When exposing large data sets through APIs, it needs to provide a mechanism to paginate the list of resources. Multiple names are used in the industry for endpoints that return a paginated set, particularly in REST APIS, such as collection resource, listing endpoints, index endpoints, etc. I am going to name it “listing endpoints” throughout the document.

Although rarely, a listing endpoint is not paginated, it might happen. Mainly when the set is fixed, well defined, and the amount of data is considerably small.

Before exposing any listing endpoint, we should ask ourselves at least the following questions: Can the list be sorted? Is there any default order? Can the list be filtered? If so, which filter params should it accept? Are the queries, executed under the hood, performant enough? Exposing endpoints is very easy. Deprecating and deleting them is extremely hard and potentially impossible.

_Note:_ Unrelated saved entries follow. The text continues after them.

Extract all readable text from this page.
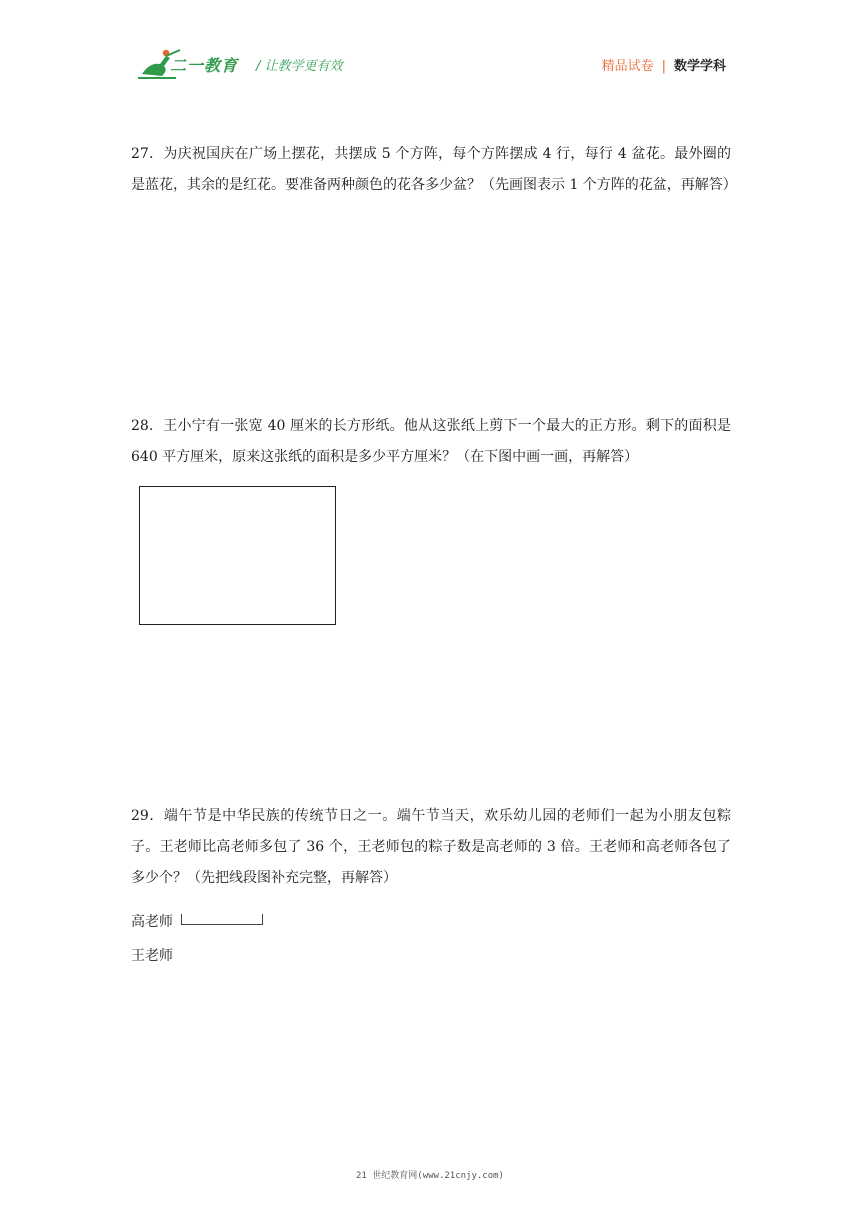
二一教育 / 让教学更有效	精品试卷 | 数学学科

27．为庆祝国庆在广场上摆花，共摆成 5 个方阵，每个方阵摆成 4 行，每行 4 盆花。最外圈的是蓝花，其余的是红花。要准备两种颜色的花各多少盆？（先画图表示 1 个方阵的花盆，再解答）

28．王小宁有一张宽 40 厘米的长方形纸。他从这张纸上剪下一个最大的正方形。剩下的面积是 640 平方厘米，原来这张纸的面积是多少平方厘米？（在下图中画一画，再解答）

29．端午节是中华民族的传统节日之一。端午节当天，欢乐幼儿园的老师们一起为小朋友包粽子。王老师比高老师多包了 36 个，王老师包的粽子数是高老师的 3 倍。王老师和高老师各包了多少个？（先把线段图补充完整，再解答）

高老师
王老师
21 世纪教育网(www.21cnjy.com)
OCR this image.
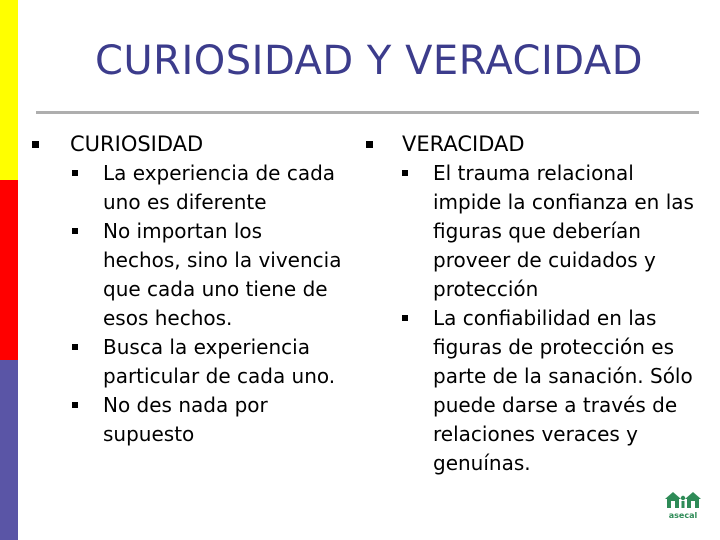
CURIOSIDAD Y VERACIDAD
CURIOSIDAD
La experiencia de cada uno es diferente
No importan los hechos, sino la vivencia que cada uno tiene de esos hechos.
Busca la experiencia particular de cada uno.
No des nada por supuesto
VERACIDAD
El trauma relacional impide la confianza en las figuras que deberían proveer de cuidados y protección
La confiabilidad en las figuras de protección es parte de la sanación. Sólo puede darse a través de relaciones veraces y genuínas.
asecal
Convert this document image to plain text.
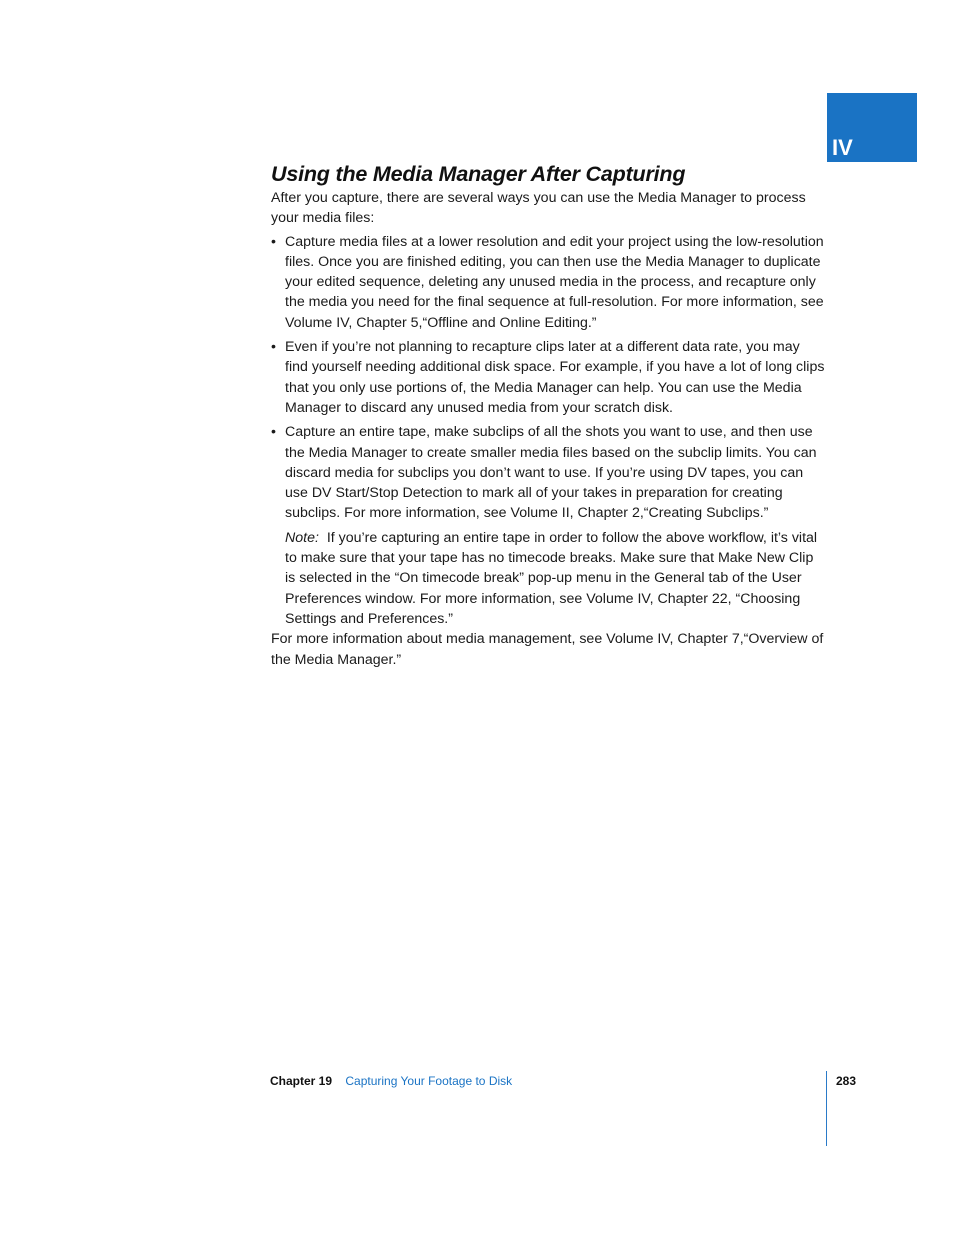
IV
Using the Media Manager After Capturing

After you capture, there are several ways you can use the Media Manager to process your media files:

• Capture media files at a lower resolution and edit your project using the low-resolution files. Once you are finished editing, you can then use the Media Manager to duplicate your edited sequence, deleting any unused media in the process, and recapture only the media you need for the final sequence at full-resolution. For more information, see Volume IV, Chapter 5,“Offline and Online Editing.”
• Even if you’re not planning to recapture clips later at a different data rate, you may find yourself needing additional disk space. For example, if you have a lot of long clips that you only use portions of, the Media Manager can help. You can use the Media Manager to discard any unused media from your scratch disk.
• Capture an entire tape, make subclips of all the shots you want to use, and then use the Media Manager to create smaller media files based on the subclip limits. You can discard media for subclips you don’t want to use. If you’re using DV tapes, you can use DV Start/Stop Detection to mark all of your takes in preparation for creating subclips. For more information, see Volume II, Chapter 2,“Creating Subclips.”

Note: If you’re capturing an entire tape in order to follow the above workflow, it’s vital to make sure that your tape has no timecode breaks. Make sure that Make New Clip is selected in the “On timecode break” pop-up menu in the General tab of the User Preferences window. For more information, see Volume IV, Chapter 22, “Choosing Settings and Preferences.”

For more information about media management, see Volume IV, Chapter 7,“Overview of the Media Manager.”

Chapter 19 Capturing Your Footage to Disk	283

There are different techniques to provide listing endpoints and how to paginate them. In this post, I will discuss different approaches and their usage in the industry. Most use cases are REST APIs, but it applies to any SOAP, REST, GraphQL, etc. The most common pagination techniques are Page-based pagination (also called offset-based pagination), KeySet-Based pagination, and Cursor-based Pagination.

Page — based pagination

This is the simplest and most common form of paging, particularly for Apps that use SQL Databases. The set is divided into pages. The endpoint accepts a page param that is an integer indicating the page within the list to be returned.

Example of API requests using Page-based pagination.

If it’s using SQL, It will do a query using LIMIT and OFFSET, where the first is the length of the page and the latter is the number of records already returned (page's size * page).

SQL query generated by page-based pagination.

SQL offset skips the first N results of the query. Nonetheless, the database will have to fetch the N results from the disks and bring them to return the records next to them.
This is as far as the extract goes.